Between 1990 and 2001, 42 patients were operated for thoracic outlet syndrome utilizing a supra-clavicular incicion (8 bilateral). 12 were male and 30 female. Ages ranged from 21 to 55 years (mean 31). The time interval between the onset of first symptoms and operation was 7 to 12 months in 16 patients and 1 to 4 years in 26 patients. All patients had neurologic symptoms with pain, paresthesias and numbness in the lateral neck, shoulder or arm. The duration and intensity of symptoms was variable. 12 of them had symptoms arising from the arterial compression. Preoperative evaluation included a formal clinical and neurologic examination, radiographs of the chest and cervical spine, Electromyography was often performed if a carpal tunnel syndrome was suspected. Angiography was performed in patients with vascular symptoms. MRI scan of the cervical spine and supraclavicular spaces were routine practice. Most of the patients had undergone prolonged conservative treatment including medication (muscle relaxants and analgesics), physiotherapy, exercises and cervical brace immobilization. This approach produced only temporary improvement or even aggravation of their neurologic complaints.

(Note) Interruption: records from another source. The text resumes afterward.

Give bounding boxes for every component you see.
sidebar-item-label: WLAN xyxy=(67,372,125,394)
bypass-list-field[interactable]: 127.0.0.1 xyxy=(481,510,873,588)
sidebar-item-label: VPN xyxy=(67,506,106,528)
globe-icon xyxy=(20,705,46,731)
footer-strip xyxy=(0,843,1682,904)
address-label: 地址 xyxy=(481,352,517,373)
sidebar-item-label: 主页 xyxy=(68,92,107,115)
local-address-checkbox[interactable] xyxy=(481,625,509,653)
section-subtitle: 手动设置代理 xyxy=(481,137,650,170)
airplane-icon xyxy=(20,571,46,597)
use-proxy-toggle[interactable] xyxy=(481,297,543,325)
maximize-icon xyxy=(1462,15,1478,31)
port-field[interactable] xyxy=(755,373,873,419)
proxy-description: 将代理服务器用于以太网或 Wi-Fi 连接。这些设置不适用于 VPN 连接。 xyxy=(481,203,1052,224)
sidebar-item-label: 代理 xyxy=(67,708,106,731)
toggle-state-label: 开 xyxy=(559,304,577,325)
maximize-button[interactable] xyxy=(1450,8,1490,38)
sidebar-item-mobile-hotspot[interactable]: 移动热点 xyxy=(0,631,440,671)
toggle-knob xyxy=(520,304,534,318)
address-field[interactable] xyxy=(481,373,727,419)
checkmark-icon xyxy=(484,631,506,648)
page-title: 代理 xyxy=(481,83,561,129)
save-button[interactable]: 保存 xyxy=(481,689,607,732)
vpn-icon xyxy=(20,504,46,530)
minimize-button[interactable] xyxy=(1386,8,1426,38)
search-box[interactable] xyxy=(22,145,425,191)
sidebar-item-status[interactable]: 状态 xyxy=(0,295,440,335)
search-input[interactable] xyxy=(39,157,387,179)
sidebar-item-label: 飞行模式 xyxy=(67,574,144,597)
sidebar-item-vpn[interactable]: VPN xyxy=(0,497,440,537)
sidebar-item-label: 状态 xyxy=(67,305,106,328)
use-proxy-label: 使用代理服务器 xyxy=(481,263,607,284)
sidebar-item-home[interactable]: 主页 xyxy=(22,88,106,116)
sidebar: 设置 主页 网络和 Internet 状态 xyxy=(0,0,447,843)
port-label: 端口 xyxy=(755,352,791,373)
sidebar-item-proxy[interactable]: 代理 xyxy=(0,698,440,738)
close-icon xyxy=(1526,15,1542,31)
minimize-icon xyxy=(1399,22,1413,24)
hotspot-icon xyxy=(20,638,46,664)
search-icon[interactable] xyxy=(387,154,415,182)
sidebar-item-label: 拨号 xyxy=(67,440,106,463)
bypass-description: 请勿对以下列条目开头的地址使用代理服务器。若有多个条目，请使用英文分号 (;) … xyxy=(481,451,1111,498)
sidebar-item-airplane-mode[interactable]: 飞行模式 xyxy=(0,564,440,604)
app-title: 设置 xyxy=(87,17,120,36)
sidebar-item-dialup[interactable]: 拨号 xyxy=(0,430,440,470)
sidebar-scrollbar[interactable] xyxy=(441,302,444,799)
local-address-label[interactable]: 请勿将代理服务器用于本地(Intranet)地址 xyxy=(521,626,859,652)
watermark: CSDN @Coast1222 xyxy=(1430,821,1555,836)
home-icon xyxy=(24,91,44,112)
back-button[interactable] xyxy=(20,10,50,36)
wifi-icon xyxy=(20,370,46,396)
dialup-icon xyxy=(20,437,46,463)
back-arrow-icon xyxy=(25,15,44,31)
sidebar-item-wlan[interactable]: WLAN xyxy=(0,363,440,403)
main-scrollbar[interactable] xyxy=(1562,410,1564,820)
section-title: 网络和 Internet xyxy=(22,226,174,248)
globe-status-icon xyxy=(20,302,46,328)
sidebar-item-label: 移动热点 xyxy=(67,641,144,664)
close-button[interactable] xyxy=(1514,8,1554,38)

Intraoperativelly we found: Hypertrophy of the scalene muscle with aberrant or broad insertion on the first rib (31 pts), perineural fibrosis (5 pts), long type cervical rib (2 pts), fibromuscular bands between the 7 transverse process and the first rib (4 pts), vascular bridge pinching the lower trunk (4 pts). In four cases no obvious anatomic finding within the thoracic outlet affecting the brachial plexus could be found. The follow up period ranged from 6 months to 10 years (mean 6 years). Results were classified as excellent in 16, who were free of symptoms. Good in 12, who complained of mild symptoms on daily activities but were significantly improved. Poor in 6 who had persistent or aggravation of their symptoms. 4 patients from the poor results group were treated by 1st rib excision, on a later stage and experienced significant improvement.

The operative complications include one case of pneumothorax and a temporary dysfunction of the phrenic and XI cranial (accessory) nerve. No postoperative complications were found and the average hospitalization period ranged between 24 – 48 hours.